登場棋士は後輩のプロ棋士と目をかけられた院生たち。ほとんどの場合は口酸っぱく叱られ、ごくたまに少し褒められる有様を高みの見物と洒落込みたい。まな板に乗るのは順不同に、加藤正夫、橋本昌二、安部吉輝、依田紀基、高尾紳路、趙善律、結城聡、坂井秀至、三村智保、小松秀樹、今村俊也、横田茂昭、森田道博、藤沢一就、剣持丈ら。女流では青木喜久代、吉田美香、中国棋士では聶衛平、劉小光、馬暁春ら多士済々の顔ぶれ(多過ぎて全員の名前はもちろん人数さえも挙げられません。このほか、院生同士の対局は名前が伏せられているけれど、今ではトップ棋士に上り詰めた方も居られるかもしれません)。

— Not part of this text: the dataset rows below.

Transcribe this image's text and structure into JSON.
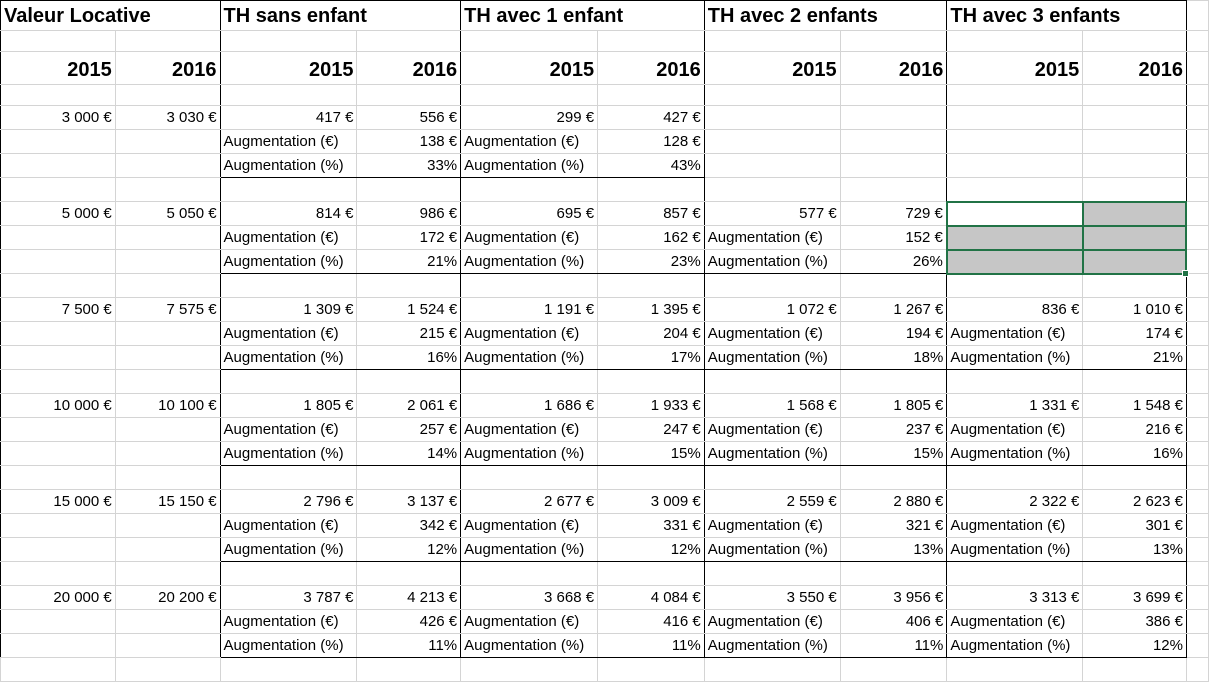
{
  "headers": {
    "valeur_locative": "Valeur Locative",
    "th_sans_enfant": "TH sans enfant",
    "th_1_enfant": "TH avec 1 enfant",
    "th_2_enfants": "TH avec 2 enfants",
    "th_3_enfants": "TH avec 3 enfants"
  },
  "years": [
    "2015",
    "2016",
    "2015",
    "2016",
    "2015",
    "2016",
    "2015",
    "2016",
    "2015",
    "2016"
  ],
  "labels": {
    "aug_eur": "Augmentation (€)",
    "aug_pct": "Augmentation (%)"
  },
  "blocks": [
    {
      "vl2015": "3 000 €",
      "vl2016": "3 030 €",
      "groups": [
        {
          "v2015": "417 €",
          "v2016": "556 €",
          "aug_eur": "138 €",
          "aug_pct": "33%"
        },
        {
          "v2015": "299 €",
          "v2016": "427 €",
          "aug_eur": "128 €",
          "aug_pct": "43%"
        },
        null,
        null
      ]
    },
    {
      "vl2015": "5 000 €",
      "vl2016": "5 050 €",
      "groups": [
        {
          "v2015": "814 €",
          "v2016": "986 €",
          "aug_eur": "172 €",
          "aug_pct": "21%"
        },
        {
          "v2015": "695 €",
          "v2016": "857 €",
          "aug_eur": "162 €",
          "aug_pct": "23%"
        },
        {
          "v2015": "577 €",
          "v2016": "729 €",
          "aug_eur": "152 €",
          "aug_pct": "26%"
        },
        null
      ]
    },
    {
      "vl2015": "7 500 €",
      "vl2016": "7 575 €",
      "groups": [
        {
          "v2015": "1 309 €",
          "v2016": "1 524 €",
          "aug_eur": "215 €",
          "aug_pct": "16%"
        },
        {
          "v2015": "1 191 €",
          "v2016": "1 395 €",
          "aug_eur": "204 €",
          "aug_pct": "17%"
        },
        {
          "v2015": "1 072 €",
          "v2016": "1 267 €",
          "aug_eur": "194 €",
          "aug_pct": "18%"
        },
        {
          "v2015": "836 €",
          "v2016": "1 010 €",
          "aug_eur": "174 €",
          "aug_pct": "21%"
        }
      ]
    },
    {
      "vl2015": "10 000 €",
      "vl2016": "10 100 €",
      "groups": [
        {
          "v2015": "1 805 €",
          "v2016": "2 061 €",
          "aug_eur": "257 €",
          "aug_pct": "14%"
        },
        {
          "v2015": "1 686 €",
          "v2016": "1 933 €",
          "aug_eur": "247 €",
          "aug_pct": "15%"
        },
        {
          "v2015": "1 568 €",
          "v2016": "1 805 €",
          "aug_eur": "237 €",
          "aug_pct": "15%"
        },
        {
          "v2015": "1 331 €",
          "v2016": "1 548 €",
          "aug_eur": "216 €",
          "aug_pct": "16%"
        }
      ]
    },
    {
      "vl2015": "15 000 €",
      "vl2016": "15 150 €",
      "groups": [
        {
          "v2015": "2 796 €",
          "v2016": "3 137 €",
          "aug_eur": "342 €",
          "aug_pct": "12%"
        },
        {
          "v2015": "2 677 €",
          "v2016": "3 009 €",
          "aug_eur": "331 €",
          "aug_pct": "12%"
        },
        {
          "v2015": "2 559 €",
          "v2016": "2 880 €",
          "aug_eur": "321 €",
          "aug_pct": "13%"
        },
        {
          "v2015": "2 322 €",
          "v2016": "2 623 €",
          "aug_eur": "301 €",
          "aug_pct": "13%"
        }
      ]
    },
    {
      "vl2015": "20 000 €",
      "vl2016": "20 200 €",
      "groups": [
        {
          "v2015": "3 787 €",
          "v2016": "4 213 €",
          "aug_eur": "426 €",
          "aug_pct": "11%"
        },
        {
          "v2015": "3 668 €",
          "v2016": "4 084 €",
          "aug_eur": "416 €",
          "aug_pct": "11%"
        },
        {
          "v2015": "3 550 €",
          "v2016": "3 956 €",
          "aug_eur": "406 €",
          "aug_pct": "11%"
        },
        {
          "v2015": "3 313 €",
          "v2016": "3 699 €",
          "aug_eur": "386 €",
          "aug_pct": "12%"
        }
      ]
    }
  ]
}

彼らが実戦で打った手をシューコー先生がどう評価し、「私ならこの一手」とする着点はどこか、そんな一問一答の中から独善流亜Qが印象に深く残った問題をご紹介したい。本書の書名はここでは控えさせていただき、数日後に「正解」(と言っても、対局棋士には別の考えがあるでしょうが、あくまで「シューコー先生の回答」を見つけていただくのが本稿の趣旨なので、よろしくご協力を願います)をアップいたします。その前に「自分はここだ」と思う読みの裏づけまたはひらめきの着点を掲示板でお示しいただき、暑さしのぎの糧にしていただければ幸いです。